Understanding the difference between growth and defensive investments
Most superannuation funds offer a range of superannuation investment options, often under different names. These commonly include:
Growth or high-growth options
Growth-focused options typically invest heavily in shares and property. These assets tend to offer higher growth potential over the long term but can experience greater volatility in the short term.
Balanced options
Balanced superannuation investment options usually include a high proportion of shares, combined with fixed interest investments such as government bonds and, in some cases, cash.
Conservative options
Conservative options focus more on fixed interest and cash investments, with a smaller allocation to shares. This approach aims to reduce volatility while delivering more modest growth.
Extremely low-risk options
These options concentrate on term deposits or professionally managed cash funds. While they offer a high level of security, growth is typically much lower over time.
Some super funds automatically adjust your asset allocation as you age. If you prefer to actively manage your superannuation investment options, it’s important to check whether this feature applies to your fund.
Factors that should influence your superannuation investment options
While one investment strategy may suit you today, your superannuation investment options should evolve as your circumstances change. The most appropriate option for you will depend on several key factors, including:
Your age
Your tolerance for investment risk
How many years remain until retirement
Other assets held outside super, such as property, cash or a share portfolio
Examples of how superannuation investment options can change over time
Jessica, 25
With more than 35 years until retirement, Jessica can generally afford to choose high-growth superannuation investment options. Her long time horizon allows her to ride out short-term market fluctuations in pursuit of higher long-term returns.
Michael, 45
Michael plans to retire at age 60 and has accumulated other assets outside super. Having benefited from growth-focused options earlier in his career, he decides to shift to more balanced superannuation investment options to help protect his accumulated gains.
Amanda, 47
Amanda has a lower super balance due to working part time for many years. With around 20 years until retirement, she chooses higher-growth superannuation investment options in an effort to improve her long-term retirement outcome.
David, 61
Approaching retirement, David prioritises capital preservation. He selects conservative superannuation investment options to reduce volatility and protect the balance he has built over his working life.

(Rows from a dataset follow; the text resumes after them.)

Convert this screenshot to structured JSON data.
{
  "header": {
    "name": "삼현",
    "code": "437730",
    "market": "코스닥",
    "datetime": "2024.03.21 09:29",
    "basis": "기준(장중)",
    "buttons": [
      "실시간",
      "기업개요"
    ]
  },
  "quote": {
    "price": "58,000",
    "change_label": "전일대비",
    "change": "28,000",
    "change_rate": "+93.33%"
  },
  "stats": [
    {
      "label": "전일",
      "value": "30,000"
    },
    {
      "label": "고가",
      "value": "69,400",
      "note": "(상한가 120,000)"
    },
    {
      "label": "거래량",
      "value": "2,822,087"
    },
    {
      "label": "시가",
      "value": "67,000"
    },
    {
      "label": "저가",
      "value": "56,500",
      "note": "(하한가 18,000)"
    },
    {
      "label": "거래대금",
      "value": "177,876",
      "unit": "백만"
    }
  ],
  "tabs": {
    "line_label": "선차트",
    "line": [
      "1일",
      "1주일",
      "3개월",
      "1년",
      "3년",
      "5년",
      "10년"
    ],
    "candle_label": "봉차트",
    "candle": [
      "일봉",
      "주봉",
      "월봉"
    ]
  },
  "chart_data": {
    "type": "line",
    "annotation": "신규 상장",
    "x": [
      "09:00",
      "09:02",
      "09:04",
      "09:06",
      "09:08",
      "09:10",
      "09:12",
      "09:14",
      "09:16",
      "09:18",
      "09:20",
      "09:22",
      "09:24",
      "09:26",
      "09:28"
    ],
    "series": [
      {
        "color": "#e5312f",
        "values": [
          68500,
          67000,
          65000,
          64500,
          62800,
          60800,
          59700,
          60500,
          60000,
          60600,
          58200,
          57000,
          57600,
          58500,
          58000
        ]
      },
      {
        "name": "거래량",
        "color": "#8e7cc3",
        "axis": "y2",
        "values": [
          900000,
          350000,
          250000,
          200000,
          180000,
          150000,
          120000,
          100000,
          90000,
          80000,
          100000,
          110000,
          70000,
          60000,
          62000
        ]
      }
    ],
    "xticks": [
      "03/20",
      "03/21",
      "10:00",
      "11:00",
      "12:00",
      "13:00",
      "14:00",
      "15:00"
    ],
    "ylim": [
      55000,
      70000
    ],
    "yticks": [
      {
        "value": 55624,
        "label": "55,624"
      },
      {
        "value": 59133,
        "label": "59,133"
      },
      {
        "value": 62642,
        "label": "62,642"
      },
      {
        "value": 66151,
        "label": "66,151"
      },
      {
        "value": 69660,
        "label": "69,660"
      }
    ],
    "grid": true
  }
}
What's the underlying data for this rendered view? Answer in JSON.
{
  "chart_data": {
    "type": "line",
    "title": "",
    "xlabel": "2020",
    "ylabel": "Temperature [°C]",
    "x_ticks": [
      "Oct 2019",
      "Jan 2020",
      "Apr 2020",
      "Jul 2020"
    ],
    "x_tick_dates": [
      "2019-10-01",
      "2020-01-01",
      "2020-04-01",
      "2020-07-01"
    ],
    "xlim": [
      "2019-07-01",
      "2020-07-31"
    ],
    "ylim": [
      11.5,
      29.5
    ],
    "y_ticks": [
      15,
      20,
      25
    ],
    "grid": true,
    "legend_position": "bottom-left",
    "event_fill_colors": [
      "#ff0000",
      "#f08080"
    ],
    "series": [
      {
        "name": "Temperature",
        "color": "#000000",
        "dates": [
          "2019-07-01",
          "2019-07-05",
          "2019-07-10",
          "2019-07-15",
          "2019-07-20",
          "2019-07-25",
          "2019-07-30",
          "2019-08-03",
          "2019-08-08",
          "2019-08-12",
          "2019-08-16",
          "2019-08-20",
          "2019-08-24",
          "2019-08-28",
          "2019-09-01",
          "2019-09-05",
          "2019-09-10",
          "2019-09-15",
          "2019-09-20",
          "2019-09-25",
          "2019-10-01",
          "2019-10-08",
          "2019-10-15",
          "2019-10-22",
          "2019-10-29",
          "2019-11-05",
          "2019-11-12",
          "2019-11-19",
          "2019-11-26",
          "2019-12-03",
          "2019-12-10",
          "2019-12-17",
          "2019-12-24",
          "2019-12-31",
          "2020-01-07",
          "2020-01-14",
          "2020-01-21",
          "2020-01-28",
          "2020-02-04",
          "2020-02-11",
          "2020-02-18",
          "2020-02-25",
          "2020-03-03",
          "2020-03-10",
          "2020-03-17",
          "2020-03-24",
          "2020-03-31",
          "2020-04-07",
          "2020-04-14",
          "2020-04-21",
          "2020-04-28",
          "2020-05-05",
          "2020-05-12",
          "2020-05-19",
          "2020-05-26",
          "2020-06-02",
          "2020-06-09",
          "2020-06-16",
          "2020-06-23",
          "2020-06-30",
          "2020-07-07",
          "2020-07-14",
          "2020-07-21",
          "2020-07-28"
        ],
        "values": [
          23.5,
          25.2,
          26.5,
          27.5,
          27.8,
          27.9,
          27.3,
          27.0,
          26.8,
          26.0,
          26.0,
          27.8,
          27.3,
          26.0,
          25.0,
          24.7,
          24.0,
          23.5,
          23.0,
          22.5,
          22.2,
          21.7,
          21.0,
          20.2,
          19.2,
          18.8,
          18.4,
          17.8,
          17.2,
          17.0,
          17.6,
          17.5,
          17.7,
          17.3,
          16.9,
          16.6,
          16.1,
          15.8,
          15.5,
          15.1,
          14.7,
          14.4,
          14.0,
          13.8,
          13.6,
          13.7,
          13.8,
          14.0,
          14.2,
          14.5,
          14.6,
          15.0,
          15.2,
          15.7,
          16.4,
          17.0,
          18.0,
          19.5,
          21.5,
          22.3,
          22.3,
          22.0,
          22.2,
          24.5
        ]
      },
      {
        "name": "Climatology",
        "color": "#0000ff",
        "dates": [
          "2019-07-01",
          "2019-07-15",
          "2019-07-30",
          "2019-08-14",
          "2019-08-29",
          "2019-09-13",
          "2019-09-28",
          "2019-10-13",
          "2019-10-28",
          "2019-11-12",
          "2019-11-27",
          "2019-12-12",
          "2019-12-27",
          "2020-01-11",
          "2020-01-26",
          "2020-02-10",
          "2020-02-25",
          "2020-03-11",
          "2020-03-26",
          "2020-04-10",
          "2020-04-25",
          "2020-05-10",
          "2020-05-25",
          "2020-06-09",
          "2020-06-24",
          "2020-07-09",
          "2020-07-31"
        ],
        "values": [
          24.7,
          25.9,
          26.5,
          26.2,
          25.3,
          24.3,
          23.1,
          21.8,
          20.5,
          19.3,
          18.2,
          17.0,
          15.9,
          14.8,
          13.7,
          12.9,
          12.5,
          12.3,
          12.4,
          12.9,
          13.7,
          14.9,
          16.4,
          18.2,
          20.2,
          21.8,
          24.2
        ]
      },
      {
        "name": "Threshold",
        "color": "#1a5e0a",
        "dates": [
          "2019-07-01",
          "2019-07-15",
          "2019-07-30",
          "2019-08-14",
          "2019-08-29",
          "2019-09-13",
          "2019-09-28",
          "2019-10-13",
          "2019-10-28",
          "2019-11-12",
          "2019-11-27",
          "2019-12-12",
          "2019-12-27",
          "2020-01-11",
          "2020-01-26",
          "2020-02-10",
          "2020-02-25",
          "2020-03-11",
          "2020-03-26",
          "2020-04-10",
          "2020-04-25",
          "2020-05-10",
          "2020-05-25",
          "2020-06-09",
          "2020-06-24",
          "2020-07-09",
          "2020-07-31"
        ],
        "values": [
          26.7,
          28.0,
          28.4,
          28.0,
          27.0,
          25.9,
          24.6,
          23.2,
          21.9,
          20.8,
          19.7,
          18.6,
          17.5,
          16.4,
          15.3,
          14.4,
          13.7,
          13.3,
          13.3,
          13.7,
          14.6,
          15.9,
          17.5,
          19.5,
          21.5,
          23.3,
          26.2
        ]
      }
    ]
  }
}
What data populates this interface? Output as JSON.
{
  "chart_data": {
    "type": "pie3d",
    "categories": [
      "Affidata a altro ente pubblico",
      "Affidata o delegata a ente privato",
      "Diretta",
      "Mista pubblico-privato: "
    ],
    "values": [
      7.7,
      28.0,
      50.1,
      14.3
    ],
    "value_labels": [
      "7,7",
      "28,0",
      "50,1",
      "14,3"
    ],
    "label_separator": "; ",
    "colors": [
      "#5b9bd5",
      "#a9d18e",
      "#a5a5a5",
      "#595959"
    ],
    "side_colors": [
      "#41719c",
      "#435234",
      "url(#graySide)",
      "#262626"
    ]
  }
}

Review regularly, but avoid frequent switching
It’s important to review your superannuation investment options regularly to ensure they remain aligned with your age, time to retirement and financial goals. While most funds allow frequent changes, switching in response to short-term market movements can result in missed opportunities when markets recover.
You should also monitor your fund’s performance and fees compared with other options in the market. If you decide to change funds, your employer can be notified using the Superannuation Standard Choice Form, available from the Australian Taxation Office:
https://www.ato.gov.au/forms-and-instructions/superannuation-standard-choice-form
Decisions about changing superannuation investment options or switching funds should not be made lightly. A licensed financial adviser can provide guidance tailored to your individual circumstances.